A woman, likely a leader of the uprising, Sakamaki figures, was shouting out anti-Mubarak slogans. He occasionally pushed up his blindfold to peek around, but was punched twice in the face for doing this. He saw that the woman’s orange head covering had been wrapped completely around her face and head, no doubt by her captors.
“They beat her up a lot,” he said. “Then — her voice stopped.”
Sakamaki didn’t have to see her to know what had happened. “She fainted,” he said.
Some people were being released, and Sakamaki became hopeful, yet he was still held.
In total, he spent two days and three nights in the military jail’s courtyard. He estimates there were about 120 people in the courtyard at any given time, and that about 300 to 400 people held by police came through it during that time. On the last day, he had to wait in a room another eight hours before he was finally released.
“It’s so bureaucratic,” he said.
He was let out with a group of 15 to 20 others.
During his interrogation, Sakamaki said he was asked why he went to countries like Sudan and Kenya, why he had tried to go to Pakistan — which he got a visa to visit, but ultimately didn’t because he didn’t get the photo assignment.
“I said, ‘This is my life’s work’ — it’s also my vacation.’”

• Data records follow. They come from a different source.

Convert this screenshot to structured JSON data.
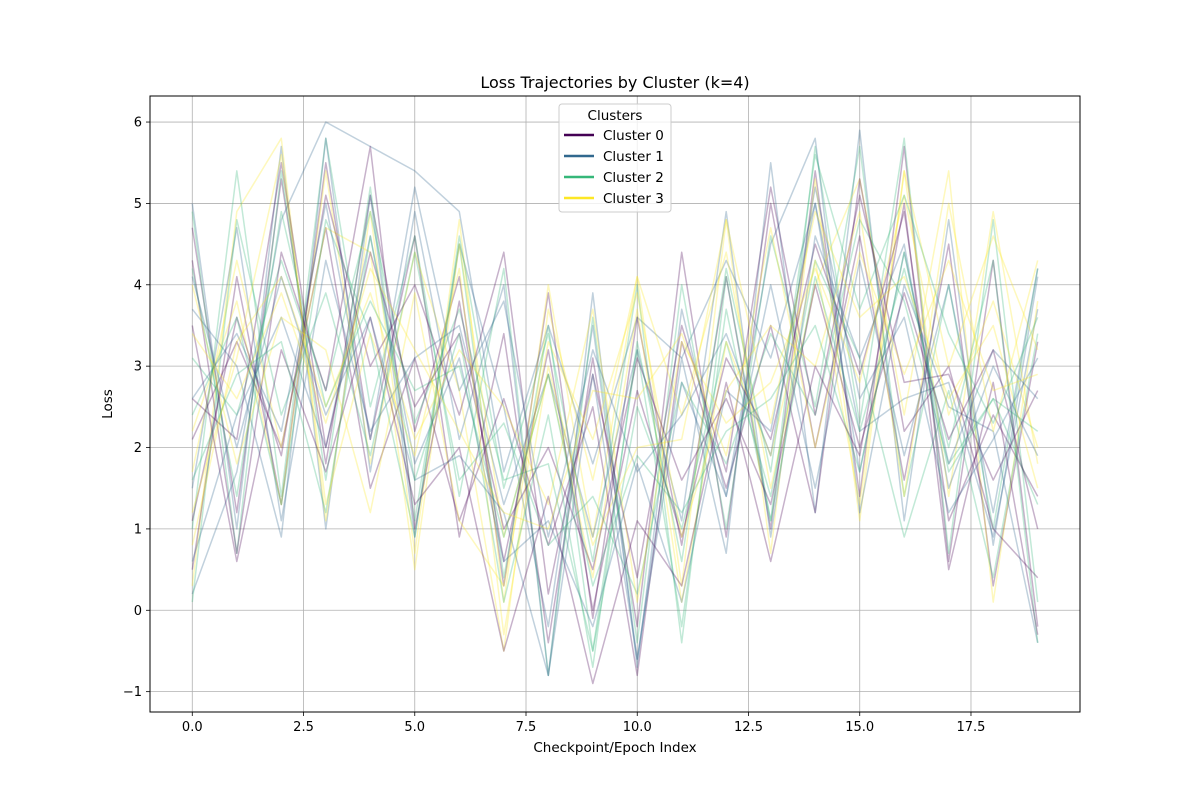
{
  "chart_data": {
    "type": "line",
    "title": "Loss Trajectories by Cluster (k=4)",
    "xlabel": "Checkpoint/Epoch Index",
    "ylabel": "Loss",
    "xlim": [
      -0.95,
      19.95
    ],
    "ylim": [
      -1.25,
      6.32
    ],
    "x_ticks": [
      0,
      2.5,
      5,
      7.5,
      10,
      12.5,
      15,
      17.5
    ],
    "x_tick_labels": [
      "0.0",
      "2.5",
      "5.0",
      "7.5",
      "10.0",
      "12.5",
      "15.0",
      "17.5"
    ],
    "y_ticks": [
      -1,
      0,
      1,
      2,
      3,
      4,
      5,
      6
    ],
    "y_tick_labels": [
      "−1",
      "0",
      "1",
      "2",
      "3",
      "4",
      "5",
      "6"
    ],
    "grid": true,
    "legend": {
      "title": "Clusters",
      "placement": "upper center"
    },
    "x": [
      0,
      1,
      2,
      3,
      4,
      5,
      6,
      7,
      8,
      9,
      10,
      11,
      12,
      13,
      14,
      15,
      16,
      17,
      18,
      19
    ],
    "series": [
      {
        "name": "Cluster 0",
        "color": "#440154",
        "alpha": 0.3,
        "trajectories": [
          [
            4.7,
            1.2,
            5.3,
            1.8,
            5.1,
            2.2,
            4.1,
            0.3,
            3.9,
            -0.1,
            3.6,
            0.8,
            4.1,
            1.0,
            5.4,
            1.4,
            5.7,
            0.6,
            4.3,
            -0.2
          ],
          [
            0.5,
            4.1,
            1.3,
            5.5,
            2.1,
            4.6,
            0.9,
            3.4,
            -0.4,
            3.1,
            -0.2,
            4.4,
            0.9,
            5.0,
            2.0,
            4.6,
            1.6,
            4.5,
            0.3,
            3.3
          ],
          [
            2.1,
            3.3,
            2.0,
            4.7,
            1.5,
            3.1,
            1.1,
            2.6,
            0.8,
            2.5,
            -0.8,
            3.3,
            1.5,
            3.5,
            1.2,
            5.3,
            2.2,
            3.0,
            1.0,
            0.4
          ],
          [
            4.3,
            0.7,
            4.4,
            2.7,
            5.7,
            1.0,
            3.8,
            0.6,
            3.2,
            0.0,
            2.7,
            0.9,
            3.1,
            2.1,
            4.5,
            2.9,
            4.9,
            1.1,
            2.4,
            1.4
          ],
          [
            1.1,
            3.6,
            1.9,
            5.1,
            3.0,
            4.0,
            2.4,
            4.4,
            0.2,
            2.9,
            0.4,
            3.5,
            1.7,
            5.2,
            2.4,
            5.1,
            2.8,
            2.9,
            1.6,
            2.7
          ],
          [
            2.6,
            2.1,
            5.5,
            2.0,
            4.4,
            2.5,
            3.4,
            1.0,
            2.0,
            0.5,
            3.1,
            1.6,
            2.6,
            1.3,
            4.0,
            2.0,
            3.9,
            2.1,
            3.2,
            1.0
          ],
          [
            3.5,
            0.6,
            3.2,
            1.7,
            3.6,
            1.3,
            2.0,
            -0.5,
            1.4,
            -0.9,
            1.1,
            0.3,
            2.8,
            0.6,
            3.0,
            1.9,
            5.0,
            0.5,
            2.8,
            -0.3
          ]
        ]
      },
      {
        "name": "Cluster 1",
        "color": "#31688e",
        "alpha": 0.3,
        "trajectories": [
          [
            5.0,
            1.0,
            5.7,
            1.0,
            5.1,
            0.9,
            4.5,
            2.5,
            -0.2,
            3.5,
            -0.6,
            3.1,
            0.7,
            5.5,
            1.2,
            5.9,
            1.1,
            4.8,
            0.8,
            4.1
          ],
          [
            0.2,
            1.7,
            4.8,
            6.0,
            5.7,
            5.4,
            4.9,
            1.7,
            3.5,
            1.8,
            3.6,
            3.1,
            4.3,
            3.1,
            5.0,
            2.2,
            2.6,
            2.8,
            0.9,
            3.7
          ],
          [
            3.7,
            3.0,
            0.9,
            5.8,
            1.7,
            4.9,
            2.1,
            4.0,
            -0.8,
            3.9,
            -0.7,
            3.7,
            1.4,
            4.5,
            5.8,
            1.2,
            4.0,
            2.5,
            2.2,
            -0.4
          ],
          [
            1.5,
            4.7,
            1.1,
            4.3,
            2.2,
            3.1,
            3.5,
            1.3,
            2.9,
            0.9,
            3.2,
            1.1,
            4.9,
            0.9,
            4.6,
            3.1,
            4.5,
            1.5,
            3.0,
            1.9
          ],
          [
            0.6,
            2.4,
            3.6,
            2.0,
            4.6,
            1.8,
            3.1,
            0.6,
            1.1,
            -0.2,
            1.8,
            0.1,
            2.7,
            2.2,
            5.0,
            1.7,
            4.4,
            1.8,
            3.2,
            2.6
          ],
          [
            2.6,
            3.4,
            2.2,
            5.0,
            2.1,
            5.2,
            2.7,
            3.8,
            0.9,
            3.2,
            1.7,
            2.4,
            3.4,
            1.9,
            5.2,
            2.6,
            3.6,
            1.2,
            2.1,
            3.1
          ],
          [
            4.1,
            2.0,
            4.1,
            2.4,
            3.6,
            1.6,
            1.9,
            1.2,
            -0.8,
            2.9,
            -0.6,
            2.8,
            1.4,
            4.0,
            1.5,
            4.3,
            1.9,
            4.0,
            1.2,
            4.2
          ]
        ]
      },
      {
        "name": "Cluster 2",
        "color": "#35b779",
        "alpha": 0.3,
        "trajectories": [
          [
            4.9,
            0.7,
            5.4,
            1.6,
            5.2,
            1.1,
            4.5,
            0.4,
            3.5,
            -0.5,
            3.2,
            -0.2,
            3.7,
            1.1,
            5.7,
            2.3,
            5.8,
            0.7,
            4.8,
            0.1
          ],
          [
            1.0,
            5.4,
            1.4,
            5.8,
            2.5,
            4.6,
            1.4,
            4.2,
            -0.8,
            3.6,
            -0.4,
            4.0,
            1.0,
            4.6,
            2.5,
            5.7,
            1.4,
            4.0,
            1.0,
            4.2
          ],
          [
            3.1,
            2.4,
            4.3,
            2.7,
            4.9,
            2.3,
            3.7,
            1.6,
            1.8,
            -0.5,
            2.5,
            1.0,
            3.3,
            1.4,
            4.3,
            3.1,
            0.9,
            2.7,
            0.4,
            3.4
          ],
          [
            0.1,
            4.8,
            2.4,
            3.9,
            1.9,
            4.4,
            1.6,
            2.3,
            0.8,
            1.4,
            0.2,
            2.8,
            1.8,
            3.4,
            2.4,
            4.8,
            3.8,
            1.8,
            2.6,
            1.3
          ],
          [
            2.4,
            3.6,
            1.3,
            4.8,
            3.4,
            0.9,
            4.6,
            1.5,
            3.4,
            0.6,
            4.0,
            -0.4,
            4.1,
            1.1,
            4.1,
            2.2,
            4.2,
            2.0,
            4.3,
            -0.4
          ],
          [
            4.2,
            1.4,
            4.9,
            2.5,
            3.8,
            2.7,
            3.0,
            0.9,
            2.9,
            0.3,
            1.9,
            1.2,
            2.2,
            2.6,
            3.5,
            1.7,
            4.4,
            1.7,
            2.6,
            2.2
          ],
          [
            1.6,
            2.9,
            3.3,
            1.2,
            4.6,
            1.6,
            3.4,
            0.1,
            2.4,
            -0.7,
            3.3,
            0.6,
            4.2,
            1.7,
            5.6,
            3.7,
            5.1,
            3.4,
            2.3,
            3.6
          ]
        ]
      },
      {
        "name": "Cluster 3",
        "color": "#fde725",
        "alpha": 0.3,
        "trajectories": [
          [
            0.3,
            4.9,
            5.8,
            1.1,
            4.9,
            0.7,
            4.8,
            0.1,
            4.0,
            0.9,
            4.1,
            0.3,
            4.8,
            0.7,
            5.3,
            1.1,
            5.4,
            1.4,
            4.9,
            1.8
          ],
          [
            2.2,
            3.8,
            1.3,
            5.4,
            1.8,
            4.4,
            2.7,
            -0.5,
            3.7,
            1.6,
            4.1,
            2.4,
            4.4,
            1.5,
            4.0,
            5.3,
            2.4,
            5.4,
            0.1,
            3.8
          ],
          [
            1.7,
            4.3,
            2.0,
            4.7,
            4.4,
            0.5,
            4.5,
            0.9,
            2.9,
            0.4,
            3.7,
            0.1,
            3.3,
            1.9,
            4.3,
            1.3,
            5.4,
            3.0,
            4.6,
            3.2
          ],
          [
            0.8,
            3.3,
            4.1,
            2.5,
            3.9,
            2.1,
            3.2,
            2.5,
            1.3,
            3.7,
            0.1,
            3.3,
            2.3,
            2.8,
            4.2,
            2.8,
            5.1,
            2.4,
            3.8,
            2.0
          ],
          [
            4.0,
            1.8,
            3.6,
            3.2,
            1.2,
            3.9,
            1.1,
            0.3,
            3.3,
            2.1,
            3.9,
            0.9,
            2.7,
            3.5,
            3.0,
            4.9,
            1.4,
            5.0,
            2.2,
            4.3
          ],
          [
            1.2,
            3.1,
            5.6,
            1.3,
            3.4,
            1.9,
            4.2,
            -0.3,
            3.0,
            0.8,
            2.0,
            2.1,
            4.8,
            2.3,
            4.9,
            3.6,
            4.1,
            2.6,
            3.5,
            1.5
          ],
          [
            3.4,
            2.6,
            3.9,
            2.3,
            4.2,
            3.2,
            2.2,
            1.2,
            1.0,
            2.7,
            2.6,
            3.4,
            1.9,
            4.7,
            2.0,
            4.4,
            2.9,
            4.3,
            2.7,
            2.9
          ]
        ]
      }
    ]
  }
}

Having a beaten-up and bruised face also made the interrogators suspicious, he said, since they “thought I’m a criminal.”
Once free, Sakamaki went right back to documenting the Egyptian scene, though this time focusing on the revolution’s “root causes,” forging into the slums of Cairo to see the squalid conditions that sparked the uprising. Sakamaki called up the lawyer he’d met in the military prison, who accompanied him along with a few other locals, providing him some safety.
He went to get his rib bandaged.
“They say, ‘Plaster,’ but I say, ‘No plaster, it’s too heavy,’” Sakamaki recalled. “I have experience with rib fracture before — it didn’t seem too bad. Best thing is to rest for week to 10 days, but still I was moving a lot.” When he’d get bumped in the crowd, it would send a stab of pain through his side, but he soldiered on.
As for the Egyptian revolution’s root causes, Sakamaki said, it’s simple: “If someone, or some system, oppresses people, deprives them of their fundamental rights, such as freedom from torture or the right to a fair trial, and keeps unequal opportunity of jobs, naturally, a people’s movement to change happens, in which people even risk their own lives.”
Ultimately, Sakamaki feels it was his experience — what he calls his “immune system” — that allowed him to pull through the ordeal and keep his wits about him, even when he felt he would be killed.
“If I didn’t have ‘immune system,’ I think I’d go crazy,” he said. “I already have similar experiences in Afghanistan, [the slums of] Rio de Janeiro, Israel. If I didn’t have that, I might have gone insane.”
Currently, Sakamaki is in his native Japan, covering the ongoing disaster there from the earthquake, tsunami and critically damaged nuclear power plants.